With the Independence Day holiday weekend now behind us, I've been thinking about the concept of freedom. This is hardly unplowed ground, of course. Along with the founding documents of the United States and countless other countries, freedom's contours have been explored by scholars over the centuries and across the political spectrum. FDR's famous "Four Freedoms Speech" -- describing freedoms of speech and expression, to worship, from want, and from fear -- sets a rather high standard as well. For a simple blog post on a Monday morning, I offer two much more modest thoughts.
First, freedom is one of those words whose meaning has become hopelessly muddled. Along the lines of the argument from George Orwell that I noted in a post last week, this lack of clarity makes the word both potent for demagogues and -- more to Orwell's larger point -- potentially confusing for its users. If we do not really know what we mean when we use the word freedom, invoking it can be meaningless at best and misleading at worst. For example, an advertisement for Dan Rather's new show on HDNet shows an unidentified soldier or militant of some sort, wearing a mask and being interviewed by Rather. The interviewee says: "We want freedom, and we are willing to die for it."
What does this person really want when he says that he will die for freedom? If, as we often believe, the U.S. is the model of freedom, what part of what we have is worth fighting to replicate elsewhere? A bicameral legislature? Adoption of the Bill of Rights? The Bush administration has often acted as if holding contested elections is both necessary and sufficient to declare that a country has been given "freedom," which merely demonstrates the point that meaningless words can lead to muddled or disastrous policy choices. "We gave them elections, so they have freedom. Why isn't everything better now?" Although it is easy to imagine that some people in positions of power use the word cynically, it seems at least plausible that much of the difficulty stems from insufficient appreciation that the word freedom has become a feel-good word that means everything and nothing.

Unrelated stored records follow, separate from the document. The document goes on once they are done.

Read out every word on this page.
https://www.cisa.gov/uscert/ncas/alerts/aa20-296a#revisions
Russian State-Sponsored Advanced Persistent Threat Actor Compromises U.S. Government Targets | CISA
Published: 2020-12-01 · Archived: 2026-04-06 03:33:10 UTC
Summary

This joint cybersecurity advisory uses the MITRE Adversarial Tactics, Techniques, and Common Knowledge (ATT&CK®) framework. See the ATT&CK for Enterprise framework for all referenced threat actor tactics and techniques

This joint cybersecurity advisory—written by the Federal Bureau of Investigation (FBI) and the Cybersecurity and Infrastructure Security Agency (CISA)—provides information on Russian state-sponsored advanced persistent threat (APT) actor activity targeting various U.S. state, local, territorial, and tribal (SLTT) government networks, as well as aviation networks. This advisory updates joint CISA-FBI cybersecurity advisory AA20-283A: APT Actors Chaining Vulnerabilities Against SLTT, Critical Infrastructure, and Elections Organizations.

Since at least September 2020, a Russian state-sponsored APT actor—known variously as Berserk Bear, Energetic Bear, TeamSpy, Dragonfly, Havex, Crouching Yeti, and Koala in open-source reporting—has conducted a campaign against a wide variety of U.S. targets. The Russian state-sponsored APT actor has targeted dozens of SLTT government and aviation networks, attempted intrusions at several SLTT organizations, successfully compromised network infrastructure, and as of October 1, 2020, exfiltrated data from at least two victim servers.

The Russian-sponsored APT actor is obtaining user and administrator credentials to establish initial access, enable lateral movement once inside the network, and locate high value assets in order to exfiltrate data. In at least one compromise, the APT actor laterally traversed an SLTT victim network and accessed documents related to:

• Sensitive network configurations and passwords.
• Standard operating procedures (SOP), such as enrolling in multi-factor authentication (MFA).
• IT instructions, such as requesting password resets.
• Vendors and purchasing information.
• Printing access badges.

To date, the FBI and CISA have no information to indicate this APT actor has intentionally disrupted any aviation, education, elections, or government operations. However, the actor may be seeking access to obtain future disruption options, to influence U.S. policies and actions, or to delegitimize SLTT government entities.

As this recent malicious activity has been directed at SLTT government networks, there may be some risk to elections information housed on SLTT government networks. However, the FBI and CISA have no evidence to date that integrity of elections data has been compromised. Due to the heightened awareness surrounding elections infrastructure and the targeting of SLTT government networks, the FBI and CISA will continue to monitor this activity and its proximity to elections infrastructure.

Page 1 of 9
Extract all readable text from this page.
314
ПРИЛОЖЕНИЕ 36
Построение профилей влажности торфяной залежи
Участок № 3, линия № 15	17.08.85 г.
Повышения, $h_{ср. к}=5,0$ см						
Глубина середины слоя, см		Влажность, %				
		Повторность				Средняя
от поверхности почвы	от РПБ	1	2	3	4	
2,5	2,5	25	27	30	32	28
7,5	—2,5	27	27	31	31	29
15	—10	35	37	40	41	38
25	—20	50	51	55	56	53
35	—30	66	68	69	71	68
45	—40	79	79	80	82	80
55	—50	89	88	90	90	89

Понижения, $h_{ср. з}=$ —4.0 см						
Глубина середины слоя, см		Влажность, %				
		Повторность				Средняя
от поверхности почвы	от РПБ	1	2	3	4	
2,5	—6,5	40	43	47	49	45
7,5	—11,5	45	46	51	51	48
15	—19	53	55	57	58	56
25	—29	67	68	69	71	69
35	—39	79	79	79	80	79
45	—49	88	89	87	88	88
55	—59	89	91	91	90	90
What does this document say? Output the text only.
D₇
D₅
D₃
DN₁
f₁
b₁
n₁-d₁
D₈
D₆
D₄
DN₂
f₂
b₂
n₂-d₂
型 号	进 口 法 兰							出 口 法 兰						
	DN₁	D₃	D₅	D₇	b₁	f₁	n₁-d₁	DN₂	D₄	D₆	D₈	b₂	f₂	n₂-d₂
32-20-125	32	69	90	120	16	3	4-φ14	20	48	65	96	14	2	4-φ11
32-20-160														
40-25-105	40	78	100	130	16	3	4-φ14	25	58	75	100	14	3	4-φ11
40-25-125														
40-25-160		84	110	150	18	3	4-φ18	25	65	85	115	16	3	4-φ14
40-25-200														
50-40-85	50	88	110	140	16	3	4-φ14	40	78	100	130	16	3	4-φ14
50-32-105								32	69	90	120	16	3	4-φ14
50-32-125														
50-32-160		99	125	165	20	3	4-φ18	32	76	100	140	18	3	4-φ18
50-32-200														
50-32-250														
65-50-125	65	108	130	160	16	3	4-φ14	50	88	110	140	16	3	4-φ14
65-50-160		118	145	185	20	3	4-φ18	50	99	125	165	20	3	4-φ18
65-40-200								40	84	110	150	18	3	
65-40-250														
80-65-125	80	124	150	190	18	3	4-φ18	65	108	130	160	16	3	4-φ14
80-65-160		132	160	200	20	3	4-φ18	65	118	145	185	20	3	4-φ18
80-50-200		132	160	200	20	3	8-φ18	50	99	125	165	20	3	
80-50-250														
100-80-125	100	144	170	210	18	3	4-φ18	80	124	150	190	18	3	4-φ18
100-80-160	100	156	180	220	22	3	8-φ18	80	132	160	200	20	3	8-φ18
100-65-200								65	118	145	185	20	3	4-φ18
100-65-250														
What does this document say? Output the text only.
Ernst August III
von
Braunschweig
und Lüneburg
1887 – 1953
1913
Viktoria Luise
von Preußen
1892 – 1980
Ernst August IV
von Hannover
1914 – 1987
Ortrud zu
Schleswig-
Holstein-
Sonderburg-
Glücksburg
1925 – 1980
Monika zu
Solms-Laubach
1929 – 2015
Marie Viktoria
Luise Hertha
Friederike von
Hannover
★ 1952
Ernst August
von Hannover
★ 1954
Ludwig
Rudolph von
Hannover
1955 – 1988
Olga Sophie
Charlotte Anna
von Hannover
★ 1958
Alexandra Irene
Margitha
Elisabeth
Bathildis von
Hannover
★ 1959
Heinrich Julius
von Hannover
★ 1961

Second, beyond abstract concepts of freedom in the context of constitutions and governance, what does freedom mean in people's lives? Again, this is hardly a new question, and it would be too ambitious to hope to add much to the idea that many of the freedoms that Americans often debate are meaningless to people without enough food to eat. Still, one of the concepts that, I strongly suspect, Dan Rather's freedom fighter most likely did not have in mind was expanding freedom to vulnerable groups in society. Almost twenty years ago, for example, I had occasion to drive across the United States alone. One afternoon, I stopped for gas in the middle of Wyoming. Even dressed in casual summer clothes, I couldn't help feeling great discomfort and even fear for my safety as I waited for the tank to fill up. The men at the gas station made it very clear that I was an outsider and that I should leave quickly, which I did. As I drove away, I thought, what if I were a woman, or black? Would I have even considered stopping there? What if I had no choice? With that as a possibility, would I even have considered driving across the country alone in the first place? At that moment, freedom took on a meaning that was quited unexpected (though, I readily admit, hardly novel). As a white male in America, I had the freedom to do something that I wanted to do, and that very freedom was fundamentally tied to the fact that I did not have to worry about my personal safety before deciding whether to do it.
The freedom to get in one's car and drive across the country might seem a bit frivolous -- especially given climate change and the price of gas -- but the larger point is that freedom can sometimes be captured in what we take for granted. We still have some distance to travel before we can say that all Americans, much less all human beings, enjoy the same freedoms. We would do well, at least, to stop using the word casually.